She steps on the cobblestones of the Old Hermitage’s inner courtyard and I see her. What initially catches my eyes is her bright smile and the apparent ease of her quick steps. Soraya has just finished another day of internship at the Hermitage Museum and as we make our way through the winter palace’s grand courtyard, past the scarce crowds of cameras, I find out that despite being fluent in English, Spanish, and Italian, she cannot speak Farsi. “It’s all there, I know it’s all there!” she says as we sit down in a cozy cafe on Nevsky, “I just need a little practice and it will all come back to me in no time. She stopped speaking Farsi simply because there was nobody to talk to, “Dad was always away…” and her mum, being a New Zealander just couldn’t speak the language. It is hard to doubt her innocent enthusiasm when she starts reciting the names of her favorite Iranian dishes in Farsi, “I went to a Georgian restaurant here once and they had a dish which closely resembled our Qorme-Sabzi” (Lobio Nigvzit, a Georgian stew consisting of kidney bean, herbs, and walnuts does actually resemble our beloved Iranian dish).

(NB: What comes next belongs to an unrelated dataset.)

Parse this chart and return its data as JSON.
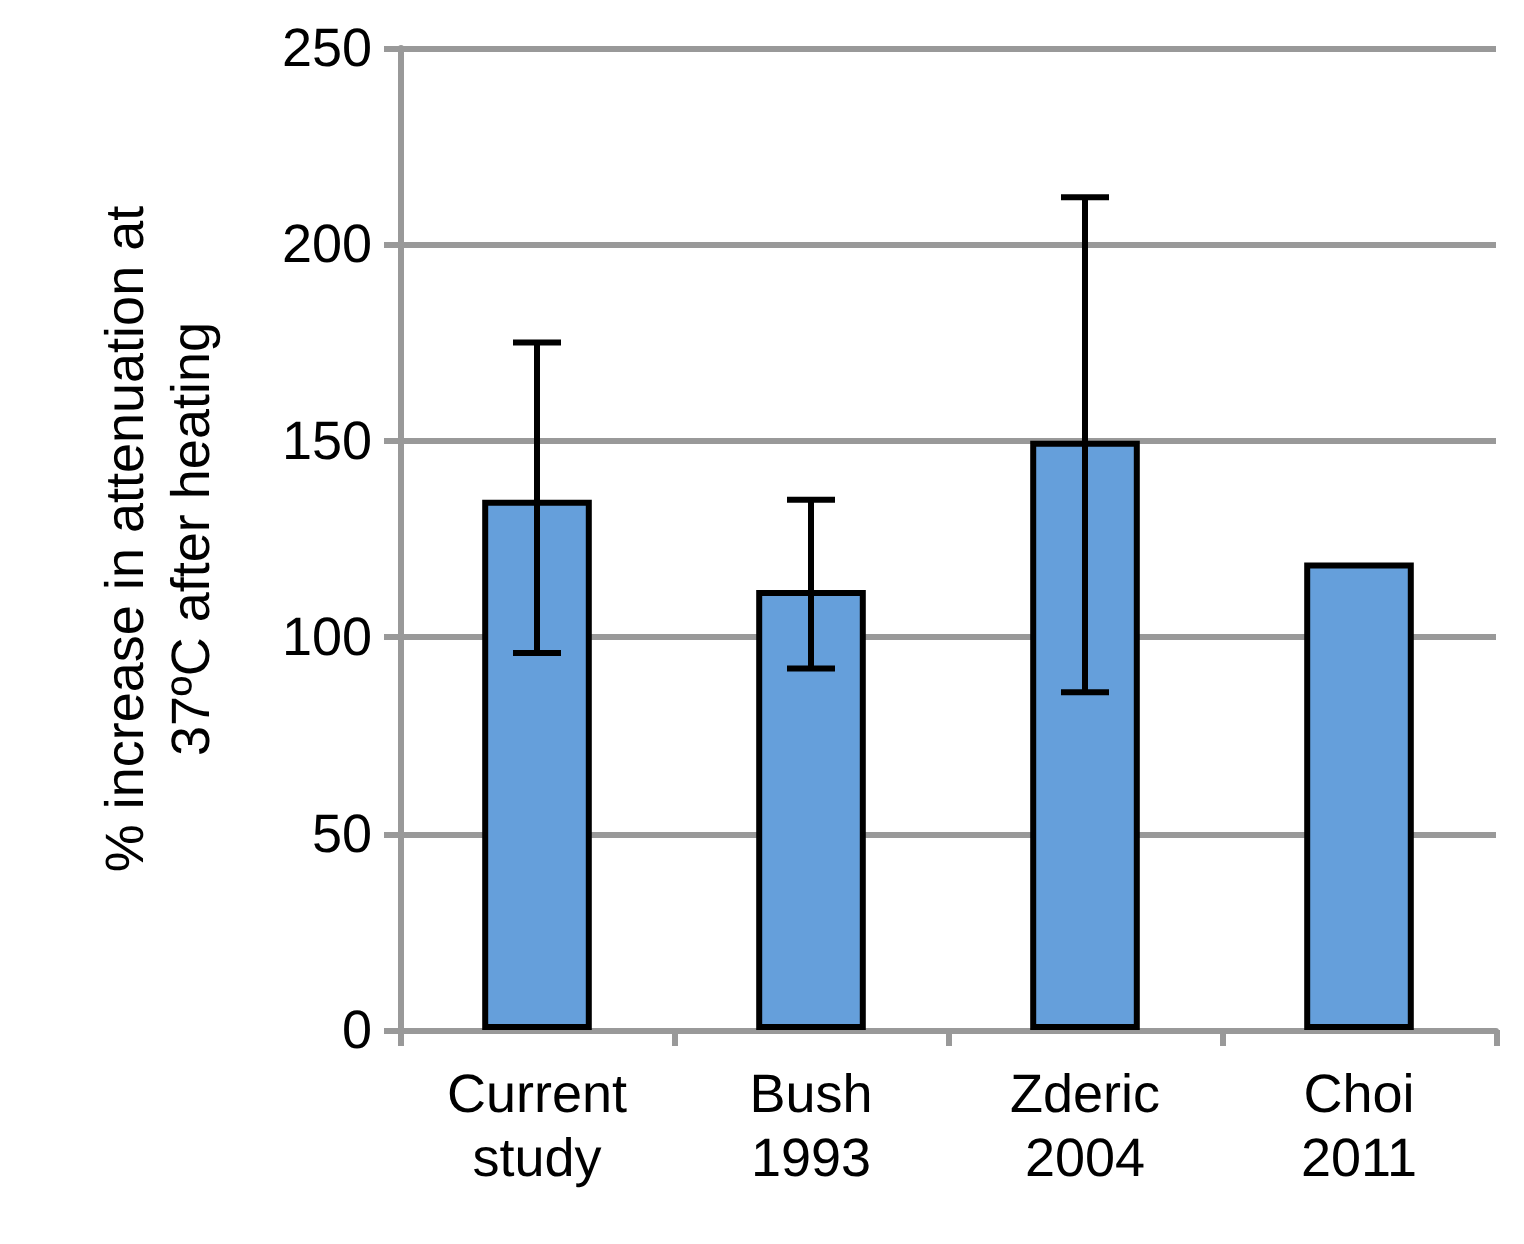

Soraya was born to the Iranian photographer and filmmaker Faramarz Beheshti who broke into the international scene with Salam Rugby (2010) a feature detailing the amazing yet painstaking journey of women playing Rugby in the Islamic Republic of Iran during the difficult years of the Ahmadinejad presidency. Rugby is big in New Zealand where Soraya was born but “the idea actually occurred to my father when he saw a photo of women playing the game in Iran.” says Soraya. He dropped everything else, Soraya recalls and instead took it upon himself to accompany a team of female Rugby players travelling through numerous cities encountering a fair share of kind, unjust, sad, bizarre, and funny incidents. The film went on to win international acclaim and recognition at numerous film festivals, including winner of the Human Rights Award, Sports/Movies Festival of Milan, Best ’Non-European Documentary Film’ at ECU Festival in Paris April 2011, Best Feature Documentary In Cambofest- Cambodia 2011. (Watch the ECU interview with Farmarz Beheshti.)

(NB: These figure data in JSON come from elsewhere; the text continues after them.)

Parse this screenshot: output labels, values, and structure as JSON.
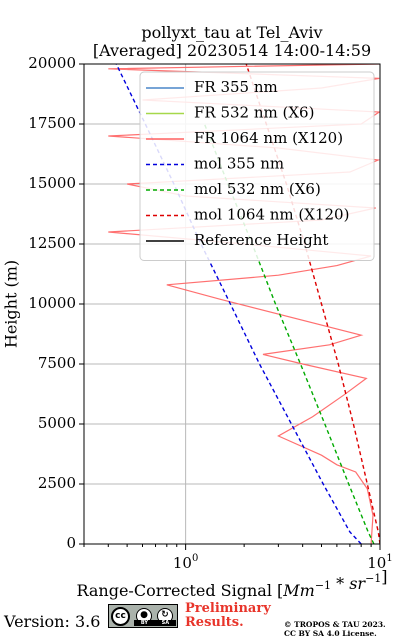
{
  "chart_data": {
    "type": "line",
    "title": "pollyxt_tau at Tel_Aviv",
    "subtitle": "[Averaged] 20230514 14:00-14:59",
    "xlabel": "Range-Corrected Signal [Mm^-1 * sr^-1]",
    "ylabel": "Height (m)",
    "xscale": "log",
    "xlim": [
      0.3,
      10
    ],
    "ylim": [
      0,
      20000
    ],
    "x_ticks": [
      1,
      10
    ],
    "x_tick_labels": [
      "10^0",
      "10^1"
    ],
    "y_ticks": [
      0,
      2500,
      5000,
      7500,
      10000,
      12500,
      15000,
      17500,
      20000
    ],
    "y_tick_labels": [
      "0",
      "2500",
      "5000",
      "7500",
      "10000",
      "12500",
      "15000",
      "17500",
      "20000"
    ],
    "grid": true,
    "legend_position": "top-right",
    "series": [
      {
        "name": "FR 355 nm",
        "color": "#4a86c8",
        "style": "solid",
        "x": [],
        "y": []
      },
      {
        "name": "FR 532 nm (X6)",
        "color": "#a6d84a",
        "style": "solid",
        "x": [],
        "y": []
      },
      {
        "name": "FR 1064 nm (X120)",
        "color": "#ff6060",
        "style": "solid",
        "x": [
          9.0,
          9.2,
          8.6,
          7.5,
          6.0,
          5.0,
          3.0,
          4.5,
          6.5,
          8.5,
          4.0,
          2.5,
          5.5,
          8.0,
          1.5,
          0.8,
          3.0,
          6.0,
          9.0,
          2.0,
          0.4,
          5.0,
          9.5,
          1.0,
          0.5,
          7.0,
          9.8,
          3.0,
          0.4,
          8.0,
          9.9,
          0.6,
          5.0,
          9.9,
          0.4,
          9.9
        ],
        "y": [
          0,
          1200,
          2300,
          3000,
          3300,
          3700,
          4500,
          5300,
          6200,
          6900,
          7500,
          7900,
          8300,
          8700,
          10200,
          10800,
          11200,
          11600,
          12000,
          12500,
          13000,
          13500,
          14000,
          14500,
          15000,
          15500,
          16000,
          16500,
          17000,
          17500,
          18000,
          18500,
          19000,
          19400,
          19800,
          20000
        ]
      },
      {
        "name": "mol 355 nm",
        "color": "#0000dd",
        "style": "dashed",
        "x": [
          8.0,
          7.0,
          5.1,
          3.5,
          2.4,
          1.7,
          1.2,
          0.87,
          0.62,
          0.44,
          0.33
        ],
        "y": [
          0,
          500,
          2500,
          5000,
          7500,
          10000,
          12500,
          15000,
          17500,
          20000,
          22500
        ]
      },
      {
        "name": "mol 532 nm (X6)",
        "color": "#00aa00",
        "style": "dashed",
        "x": [
          9.3,
          8.7,
          6.9,
          5.2,
          3.9,
          2.9,
          2.2,
          1.65,
          1.25
        ],
        "y": [
          0,
          500,
          2500,
          5000,
          7500,
          10000,
          12500,
          15000,
          17500
        ]
      },
      {
        "name": "mol 1064 nm (X120)",
        "color": "#dd0000",
        "style": "dashed",
        "x": [
          10.0,
          9.8,
          8.6,
          7.3,
          6.1,
          5.0,
          4.1,
          3.3,
          2.6,
          2.05,
          1.6
        ],
        "y": [
          0,
          500,
          2500,
          5000,
          7500,
          10000,
          12500,
          15000,
          17500,
          20000,
          22000
        ]
      },
      {
        "name": "Reference Height",
        "color": "#000000",
        "style": "solid",
        "x": [],
        "y": []
      }
    ]
  },
  "footer": {
    "version": "Version: 3.6",
    "license_badge": {
      "cc": "cc",
      "by": "BY",
      "sa": "SA"
    },
    "preliminary_line1": "Preliminary",
    "preliminary_line2": "Results.",
    "copyright_line1": "© TROPOS & TAU 2023.",
    "copyright_line2": "CC BY SA 4.0 License."
  }
}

Now that our conversation is flowing easily, I tell her of this sense of gloominess I have found in Piter, but she playfully brushes this off. To her, the city beams with life. Sad? How could it be? When elderly “Babushkas” smile at her warmly and chivalrous boys offer to carry her bike and bags; when they offer her “Chay” just to get to know her and listen to her and in turn tell her their own stories. She speaks affectionately even of Putin, “he has done so much for this country, why do everyone keep on hating on him?” she recalls a recent trip to Moscow when in an anti-Putin protest rally, she asked the protesters why they were actually there and they simply couldn’t answer. She, herself, dreams of being a politician someday, maybe even in Iran but I am skeptical as an image of Marzieh Afkham, spokeswoman and head of the center for public and media diplomacy in Iran’s Ministry of Foreign affairs flashes through my mind.

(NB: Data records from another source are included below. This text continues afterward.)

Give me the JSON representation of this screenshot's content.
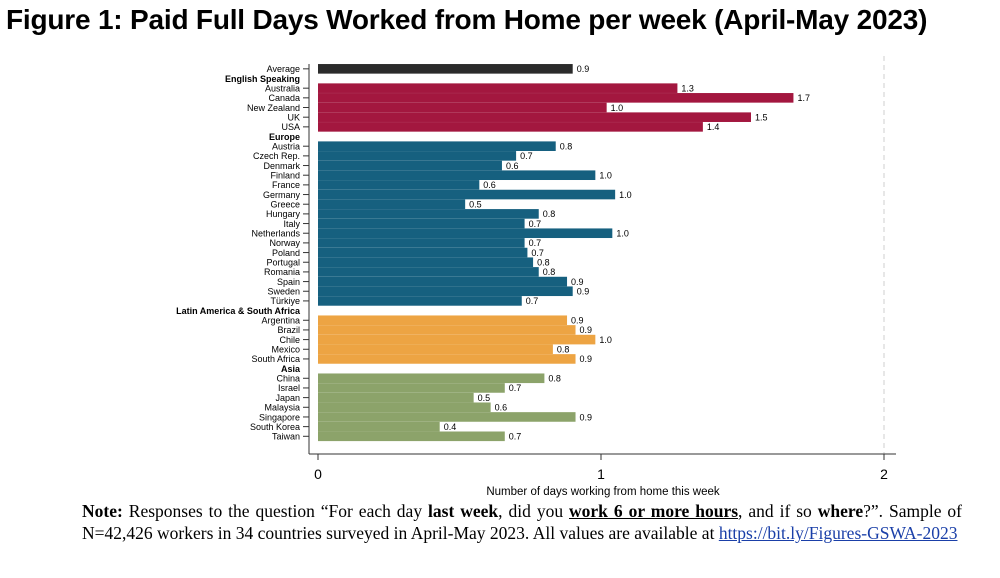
{
  "title": "Figure 1: Paid Full Days Worked from Home per week (April-May 2023)",
  "colors": {
    "average": "#2b2b2b",
    "english_speaking": "#a3173f",
    "europe": "#16607f",
    "latin_america": "#eda443",
    "asia": "#8ca36a"
  },
  "chart_data": {
    "type": "bar",
    "orientation": "horizontal",
    "xlabel": "Number of days working from home this week",
    "xlim": [
      0,
      2
    ],
    "xticks": [
      0,
      1,
      2
    ],
    "grid": false,
    "groups": [
      {
        "name": "",
        "color_key": "average",
        "items": [
          {
            "label": "Average",
            "value": 0.9,
            "data_label": "0.9"
          }
        ]
      },
      {
        "name": "English Speaking",
        "color_key": "english_speaking",
        "items": [
          {
            "label": "Australia",
            "value": 1.27,
            "data_label": "1.3"
          },
          {
            "label": "Canada",
            "value": 1.68,
            "data_label": "1.7"
          },
          {
            "label": "New Zealand",
            "value": 1.02,
            "data_label": "1.0"
          },
          {
            "label": "UK",
            "value": 1.53,
            "data_label": "1.5"
          },
          {
            "label": "USA",
            "value": 1.36,
            "data_label": "1.4"
          }
        ]
      },
      {
        "name": "Europe",
        "color_key": "europe",
        "items": [
          {
            "label": "Austria",
            "value": 0.84,
            "data_label": "0.8"
          },
          {
            "label": "Czech Rep.",
            "value": 0.7,
            "data_label": "0.7"
          },
          {
            "label": "Denmark",
            "value": 0.65,
            "data_label": "0.6"
          },
          {
            "label": "Finland",
            "value": 0.98,
            "data_label": "1.0"
          },
          {
            "label": "France",
            "value": 0.57,
            "data_label": "0.6"
          },
          {
            "label": "Germany",
            "value": 1.05,
            "data_label": "1.0"
          },
          {
            "label": "Greece",
            "value": 0.52,
            "data_label": "0.5"
          },
          {
            "label": "Hungary",
            "value": 0.78,
            "data_label": "0.8"
          },
          {
            "label": "Italy",
            "value": 0.73,
            "data_label": "0.7"
          },
          {
            "label": "Netherlands",
            "value": 1.04,
            "data_label": "1.0"
          },
          {
            "label": "Norway",
            "value": 0.73,
            "data_label": "0.7"
          },
          {
            "label": "Poland",
            "value": 0.74,
            "data_label": "0.7"
          },
          {
            "label": "Portugal",
            "value": 0.76,
            "data_label": "0.8"
          },
          {
            "label": "Romania",
            "value": 0.78,
            "data_label": "0.8"
          },
          {
            "label": "Spain",
            "value": 0.88,
            "data_label": "0.9"
          },
          {
            "label": "Sweden",
            "value": 0.9,
            "data_label": "0.9"
          },
          {
            "label": "Türkiye",
            "value": 0.72,
            "data_label": "0.7"
          }
        ]
      },
      {
        "name": "Latin America & South Africa",
        "color_key": "latin_america",
        "items": [
          {
            "label": "Argentina",
            "value": 0.88,
            "data_label": "0.9"
          },
          {
            "label": "Brazil",
            "value": 0.91,
            "data_label": "0.9"
          },
          {
            "label": "Chile",
            "value": 0.98,
            "data_label": "1.0"
          },
          {
            "label": "Mexico",
            "value": 0.83,
            "data_label": "0.8"
          },
          {
            "label": "South Africa",
            "value": 0.91,
            "data_label": "0.9"
          }
        ]
      },
      {
        "name": "Asia",
        "color_key": "asia",
        "items": [
          {
            "label": "China",
            "value": 0.8,
            "data_label": "0.8"
          },
          {
            "label": "Israel",
            "value": 0.66,
            "data_label": "0.7"
          },
          {
            "label": "Japan",
            "value": 0.55,
            "data_label": "0.5"
          },
          {
            "label": "Malaysia",
            "value": 0.61,
            "data_label": "0.6"
          },
          {
            "label": "Singapore",
            "value": 0.91,
            "data_label": "0.9"
          },
          {
            "label": "South Korea",
            "value": 0.43,
            "data_label": "0.4"
          },
          {
            "label": "Taiwan",
            "value": 0.66,
            "data_label": "0.7"
          }
        ]
      }
    ]
  },
  "note": {
    "label": "Note:",
    "t1": " Responses to the question “For each day ",
    "b1": "last week",
    "t2": ", did you ",
    "b2": "work 6 or more hours",
    "t3": ", and if so ",
    "b3": "where",
    "t4": "?”. Sample of N=42,426 workers in 34 countries surveyed in April-May 2023. All values are available at ",
    "link": "https://bit.ly/Figures-GSWA-2023"
  }
}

What does she think of this whole when-in-Russia-drink-vodka thing? “Not quite true” but she laughs and admits that despite not being much of a drinker, there was this one occasion when she was inclined to; it was at ICOM (International Council of Museums) conference at Hermitage where champagne flowed freely. Soraya’s arm was twisted after she discovered that Vladimir Tolstoy was among the guests, “How could I turn down Leo Tolstoy’s great-great-grandson?!”
She was browsing internship positions all over the globe when she fell upon the Hermitage; had her fairly bitter taste of the Russian bureaucracy before she could finally get her visa and when she arrived, she was settled into a cold lodging with a Russian DJ; afterwards, she saw only sunshine even when it was gray in Piter. She made friends with a Russian girl who is a vegan just like her and they got to know each other before even she was there; through “CouchSurfing, I just typed the word vegan and there she was in Piter, waiting for me to show up!” They even went on to attend a Harekrishna ceremony together on the outskirts of Piter. “Fascinating…everybody was dressed the same way, plain dolman, chanting in harmony… just fascinating.”
Soraya’s gaze in now lingering on the crowd hurrying by on Nevsky; the city is singing to her and she is whistling a tune back…perfect harmony.